Op dit moment gebruikt de IGJ in haar toezicht de ISO 14155 als norm waaraan getoetst wordt. Bij de IGJ zijn geen andere algemeen aanvaarde internationale richtsnoeren op dit gebied bekend. Daarnaast werkt het veld, voor zover bij de IGJ bekend, ook volgens de ISO 14155. Tevens gebruiken andere lidstaten die toezicht houden op de uitvoering van klinisch onderzoek naar medische hulpmiddelen de ISO 14155 in hun toezicht.
Als een veldpartij aan kan tonen te werken volgens een ander algemeen aanvaard internatlonaal richtsnoer, zou hiermee ook aan de MDR worden voldaan. De veldpartij dient daarbij dan wel te onderbouwen waarom er sprake is van een dergelijk richtsnoer.
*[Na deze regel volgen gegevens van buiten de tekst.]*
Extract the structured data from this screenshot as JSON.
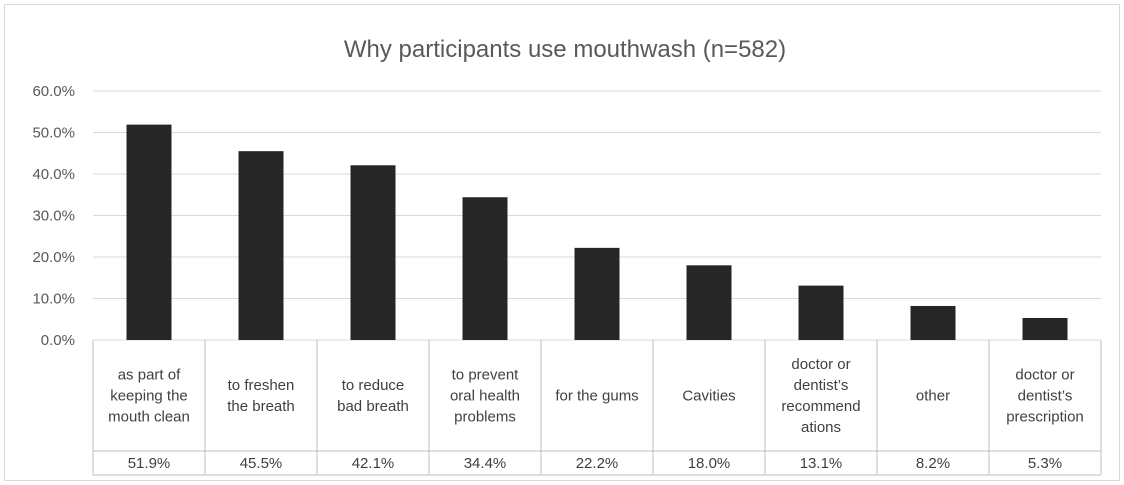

Guidance documenten die zijn bekrachtigd door de Medical Device Coordination Group (MDCG). Deze guidance documenten zijn te vinden op de website van de Europese Commissie: EC: Guidance - MDCG endorsed documents
De pilot heeft de IGJ inzicht gegeven op welke manier ziekenhuizen de voorschriften van de MDR naleven. Daarnaast is er met deze pilot een start gemaakt om duiding te geven hoe de IGJ bepaalde MDR artikelen interpreteert en bepaalt hoe het toezicht op het klinisch onderzoek naar medische hulpmiddelen het beste kan plaatsvinden.
De IGJ inspecteert als vervolg op deze pilot periodiek klinisch onderzoek naar medische hulpmiddelen. Op dit moment zijn de inspectoraten van de EU-lidstaten in gesprek over onderlinge afstemming en harmonisatie voor het uitvoeren en rapporteren van inspecties op het gebied van onderzoek naar medische hulpmiddelen zoals uitgevoerd onder de MDR. Die afstemming binnen de Europese Unie is nodig om tot uniform toezicht te komen, vooral voor onderzoek dat multinationaal is.